Santiago, Santiago
Quintana, es ist aber Raneros, wie wir schließlich erkennen. Aber vorerst stimmen die Wege nicht, wir kommen an den Dorfrand, und es ist uns unklar, wie es weitergeht. Ein freundlicher Mann, der dabei ist, ein Faß zu reinigen und es auf die Weinernte vorzubereiten, versucht uns zu helfen, schlägt uns einen großen Umweg vor, damit wir auf eine größere Straße kommen. Das alte Lied: je größer die Straße, desto besser.
Wir danken unserem Helfer und gehen einige Schritte in der empfohlenen Richtung, aber dann will uns die Idee nicht mehr gefallen. Wir wählen einen Weg, der nach Südosten verläuft, in der Richtung unseres Zieles. Vorerst sieht es nicht gut aus. Der Weg ist alt und ein wenig ins Gelände eingeschnitten. In der Furche liegen große Steine, und es wachsen hohe Disteln und Brombeerranken darin. Aber auf der einen oder anderen Seite gibt es immer einen kleinen, getretenen Pfad, und wir kommen in der Wildnis gut vorwärts. Es geht ein wenig aufwärts, dann überblicken wir eine weite Ebene, die von zahlreichen untiefen Bachtälern durchzogen ist, und siehe da: einige hundert Meter vor uns zieht sich auch ein kleines Natursträßchen hin.
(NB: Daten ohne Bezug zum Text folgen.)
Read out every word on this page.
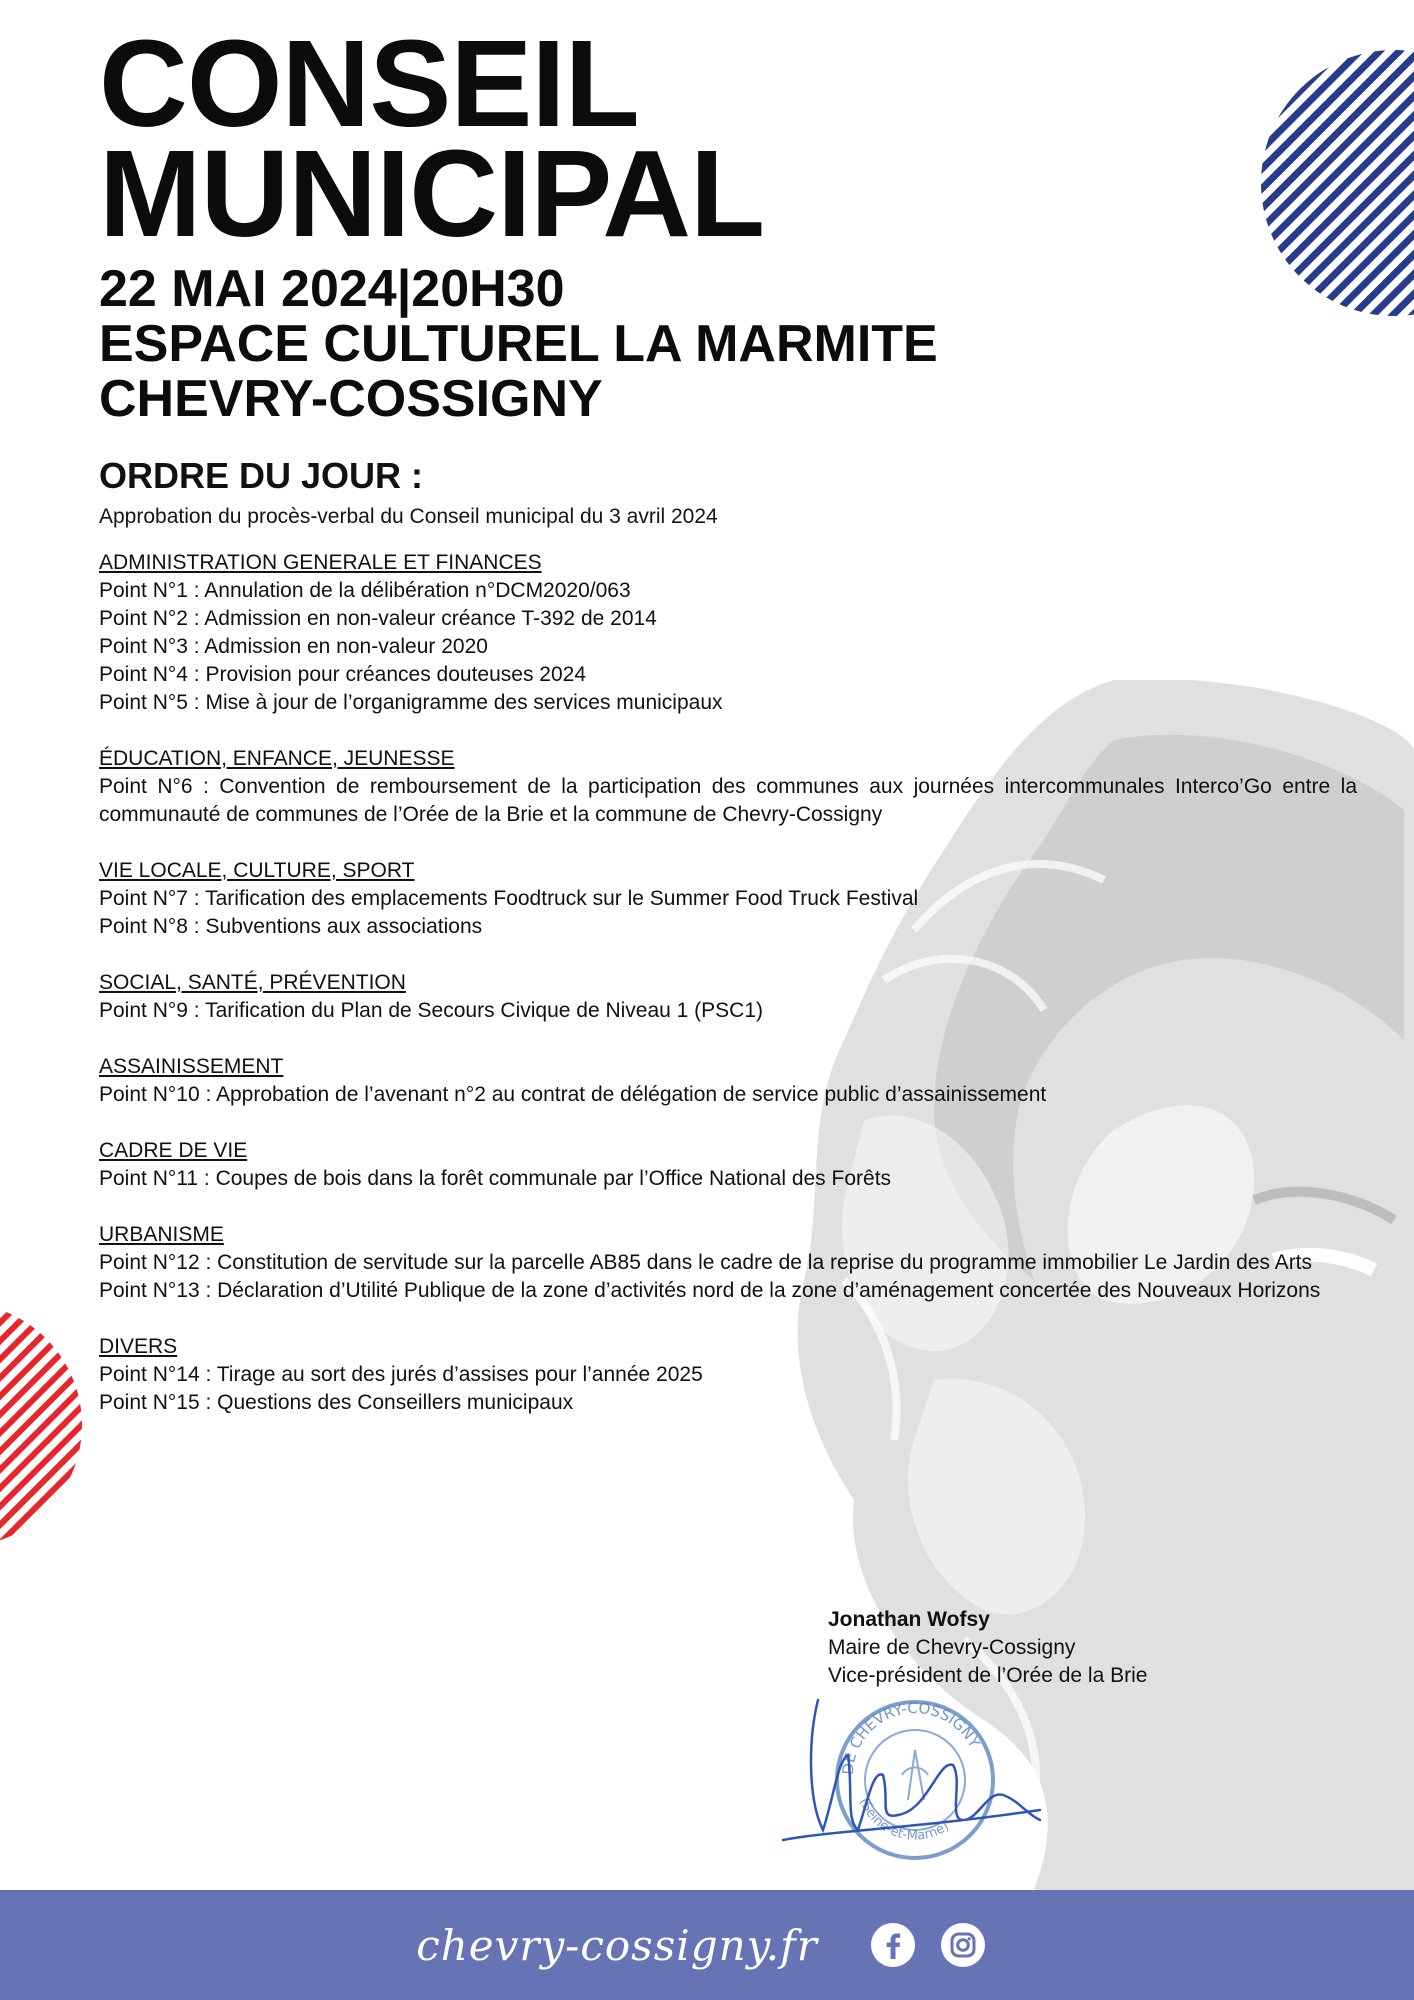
CONSEIL
MUNICIPAL
22 MAI 2024|20H30
ESPACE CULTUREL LA MARMITE
CHEVRY-COSSIGNY
ORDRE DU JOUR :
Approbation du procès-verbal du Conseil municipal du 3 avril 2024
ADMINISTRATION GENERALE ET FINANCES
Point N°1 : Annulation de la délibération n°DCM2020/063
Point N°2 : Admission en non-valeur créance T-392 de 2014
Point N°3 : Admission en non-valeur 2020
Point N°4 : Provision pour créances douteuses 2024
Point N°5 : Mise à jour de l’organigramme des services municipaux
ÉDUCATION, ENFANCE, JEUNESSE
Point N°6 : Convention de remboursement de la participation des communes aux journées intercommunales Interco’Go entre la communauté de communes de l’Orée de la Brie et la commune de Chevry-Cossigny
VIE LOCALE, CULTURE, SPORT
Point N°7 : Tarification des emplacements Foodtruck sur le Summer Food Truck Festival
Point N°8 : Subventions aux associations
SOCIAL, SANTÉ, PRÉVENTION
Point N°9 : Tarification du Plan de Secours Civique de Niveau 1 (PSC1)
ASSAINISSEMENT
Point N°10 : Approbation de l’avenant n°2 au contrat de délégation de service public d’assainissement
CADRE DE VIE
Point N°11 : Coupes de bois dans la forêt communale par l’Office National des Forêts
URBANISME
Point N°12 : Constitution de servitude sur la parcelle AB85 dans le cadre de la reprise du programme immobilier Le Jardin des Arts
Point N°13 : Déclaration d’Utilité Publique de la zone d’activités nord de la zone d’aménagement concertée des Nouveaux Horizons
DIVERS
Point N°14 : Tirage au sort des jurés d’assises pour l’année 2025
Point N°15 : Questions des Conseillers municipaux
Jonathan Wofsy
Maire de Chevry-Cossigny
Vice-président de l’Orée de la Brie
DE CHEVRY-COSSIGNY
(Seine-et-Marne)
chevry-cossigny.fr
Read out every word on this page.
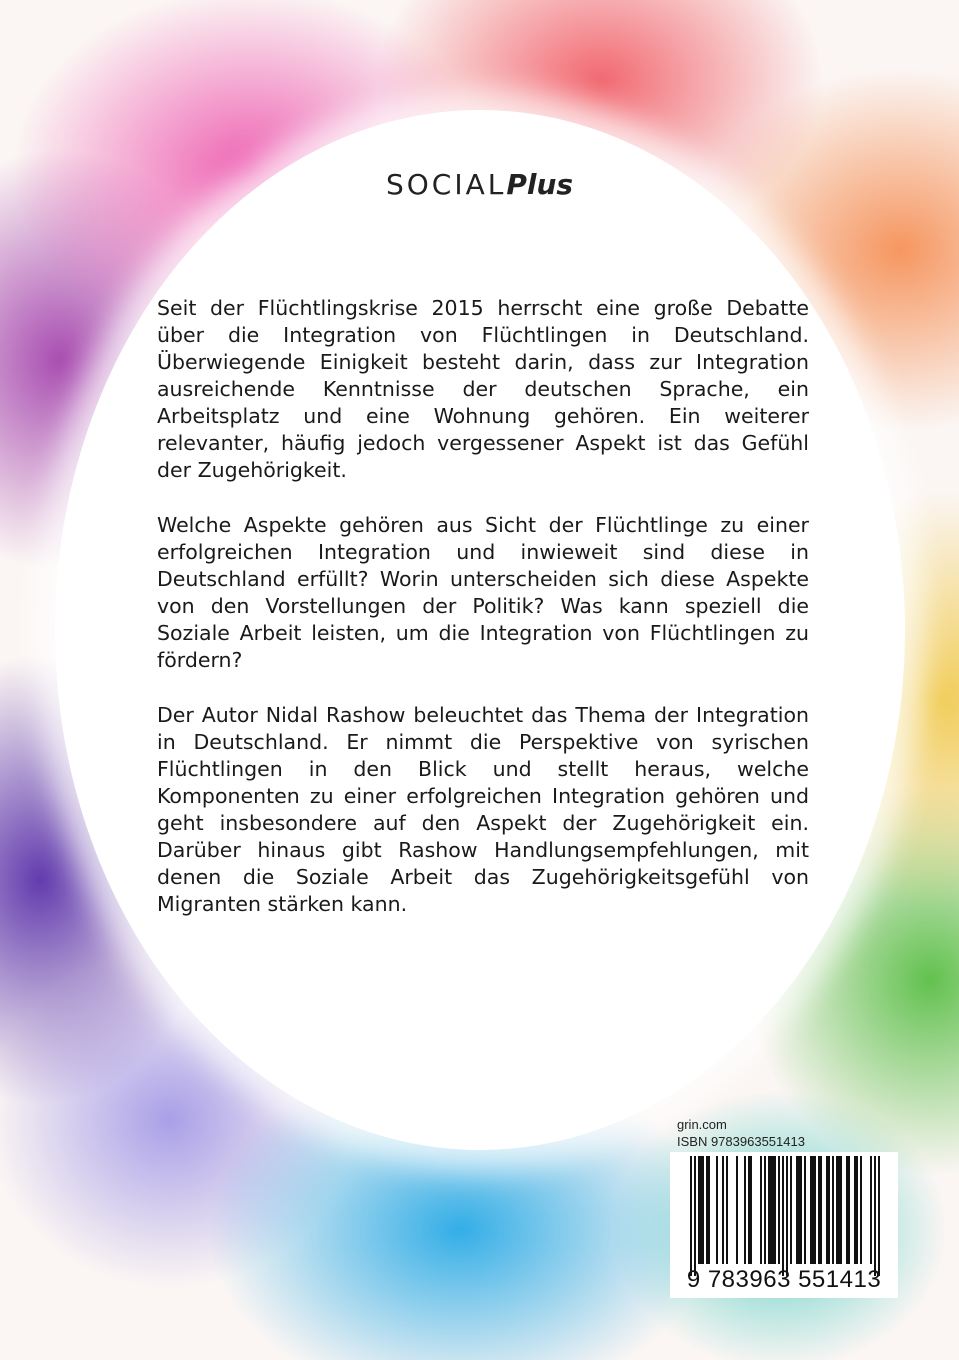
SOCIALPlus

Seit der Flüchtlingskrise 2015 herrscht eine große Debatte über die Integration von Flüchtlingen in Deutschland. Überwiegende Einigkeit besteht darin, dass zur Integration ausreichende Kenntnisse der deutschen Sprache, ein Arbeitsplatz und eine Wohnung gehören. Ein weiterer relevanter, häufig jedoch vergessener Aspekt ist das Gefühl der Zugehörigkeit.

Welche Aspekte gehören aus Sicht der Flüchtlinge zu einer erfolgreichen Integration und inwieweit sind diese in Deutschland erfüllt? Worin unterscheiden sich diese Aspekte von den Vorstellungen der Politik? Was kann speziell die Soziale Arbeit leisten, um die Integration von Flüchtlingen zu fördern?

Der Autor Nidal Rashow beleuchtet das Thema der Integration in Deutschland. Er nimmt die Perspektive von syrischen Flüchtlingen in den Blick und stellt heraus, welche Komponenten zu einer erfolgreichen Integration gehören und geht insbesondere auf den Aspekt der Zugehörigkeit ein. Darüber hinaus gibt Rashow Handlungsempfehlungen, mit denen die Soziale Arbeit das Zugehörigkeitsgefühl von Migranten stärken kann.

grin.com
ISBN 9783963551413
9 783963 551413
Erfreut gehen wir darauf zu und folgen ihm nach Süden. Am Rande taucht ein Meilenstein auf, der über die Wegstunden nach León Auskunft gibt. Wir wissen jetzt, wo wir sind und kommen gut vorwärts, durch bescheidene Dörfer, die zu ihrem Sonntagmorgen erwachen. Die Bebauung der Felder ist dürftig, viele liegen brach und sind mit dürrem Gras und Gestrüpp bewachsen. Es ist ein sonniger Tag, die Hitze aber nicht drückend, denn wir befinden uns auf 900 Meter Höhe, und der September geht seinem Ende zu.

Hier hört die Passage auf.